Visual arts exhibition by RUFA and Temple University Rome students.
Artists: Antifigure, Deejay Bosca, Emma Brunelli, Davide Miceli, Olivia Musselman, Daphne Philippoussis, Gianluca Ricco, Henry David Rosenberg and Hallel A. Shapiro-Franklin.
Curated by Davide Dormino and Shara Wasserman. Curatorial assistant Tully Worron.
With Darby Buchanan.
Opening Tuesday, Nov. 8 from 6 to 9 p.m. at Temple University Rome, in via Lungotevere Arnaldo da Brescia, 15
The Gallery of Art of the Temple University Rome is proud to present the exhibition “Where the Future Lies“, viewable at the Gallery of Art at Temple University Rome from Tuesday, November 8 to Sunday, November 30, 2022.
The exhibition presents a selection of works by four RUFA students – Antifigure, Emma Brunelli, Davide Miceli and Gianluca Ricco – and five Temple University Rome students – Deejay Bosca, Olivia Musselman, Daphne Philippoussis, Henry David Rosenberg and Hallel A. Shapiro-Franklin.
The exhibition aims to explore and showcase the talent of emerging artists, visual arts students at both Temple University Rome and Rome University of Fine Arts. An exhibition in which each of the artists is called upon to exhibit together with the others, bringing together talent regardless of their home academy, major or medium. The title of the exhibition, Where the Future Lies, is both an overview of the themes addressed by the works and a focus on individual artists, being not only the future of their generation, but of the entire art world. Each, in their own way, approaches the exhibition with this awareness as well as through their own research, which becomes the foundation of the work, both personal and cohesive.
The protagonists
Antifigure (1999), bachelor’s degree program in Painting, is a student at RUFA and researcher of “contemporary fossils of the urban environment, changing surfaces, evidence of actions.”
Dorothea (Deejay) Bosca (1999), graduate program in Graphic Art, at the Tyler School of Art
and Architecture, Temple University. He creates prints embracing a process driven by a strong belief in constant change. Her prints are “less concerned with image-making than with continuous experimentation.”
Emma Brunelli (2000), a three-year degree program in Sculpture, is a student at RUFA.
Her work stems from the need to “remove every artificial barrier that man places between himself and the world.”
Davide Miceli (1999), a master’s degree program in Graphic Art, is an RUFA student and his practice focuses on “the need to liberate the viewer’s perception through the use of images that are highly ambiguous and difficult to interpret.”

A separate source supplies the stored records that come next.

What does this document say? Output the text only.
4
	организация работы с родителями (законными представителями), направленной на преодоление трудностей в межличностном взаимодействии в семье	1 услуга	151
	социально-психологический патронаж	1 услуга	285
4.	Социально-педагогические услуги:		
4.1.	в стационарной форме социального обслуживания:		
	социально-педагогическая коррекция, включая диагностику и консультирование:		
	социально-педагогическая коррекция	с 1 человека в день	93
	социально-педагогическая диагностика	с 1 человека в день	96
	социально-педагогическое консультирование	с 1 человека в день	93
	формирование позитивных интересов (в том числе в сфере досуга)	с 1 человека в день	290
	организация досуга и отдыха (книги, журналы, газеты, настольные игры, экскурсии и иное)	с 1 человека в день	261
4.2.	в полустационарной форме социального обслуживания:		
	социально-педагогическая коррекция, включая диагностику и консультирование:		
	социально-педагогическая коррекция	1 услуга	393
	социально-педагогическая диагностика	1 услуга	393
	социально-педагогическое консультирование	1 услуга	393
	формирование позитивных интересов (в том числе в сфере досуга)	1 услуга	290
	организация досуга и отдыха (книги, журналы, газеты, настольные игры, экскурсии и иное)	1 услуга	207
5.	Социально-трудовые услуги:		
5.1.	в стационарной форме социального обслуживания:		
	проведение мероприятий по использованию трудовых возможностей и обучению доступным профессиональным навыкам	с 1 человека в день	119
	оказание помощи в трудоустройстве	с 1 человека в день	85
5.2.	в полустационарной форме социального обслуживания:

Olivia Mus selman (2001), graduate course in Graphic Art at Tyler School of Art and Architecture, Temple University. She is a printmaker and illustrator who “primarily explores the manipulation of the human figure.”
Daphne Philippoussis (2001), graduate course in Painting at Tyler School of Art and Architecture, Temple University. The artist uses “playful, bright colors and stylized figures in her own exploration of Greek culture.”
Gianluca Ricco (2000), bachelor’s degree program in Sculpture, is an RUFA student and his works, he says, are “questions whispered in the wind.”
Henry Rosenberg (1997), candidate in the graduate program in Graphic Art at the Tyler School of Art and Architecture, Temple University. Her work is about connecting public and personal memory, using fragments of artifactual stories or incomplete narratives to try to evoke emotions such as a sense of the fantastic, curiosity or nostalgia.”
Hallel Shapiro-Franklin (2000), graduate course in Graphic Art at Tyler School of Art and Architecture, Temple University. She attempts to unify the visual principles of repetition and sequence through prints and papercuts to “create a space for the viewer to breathe within the work.”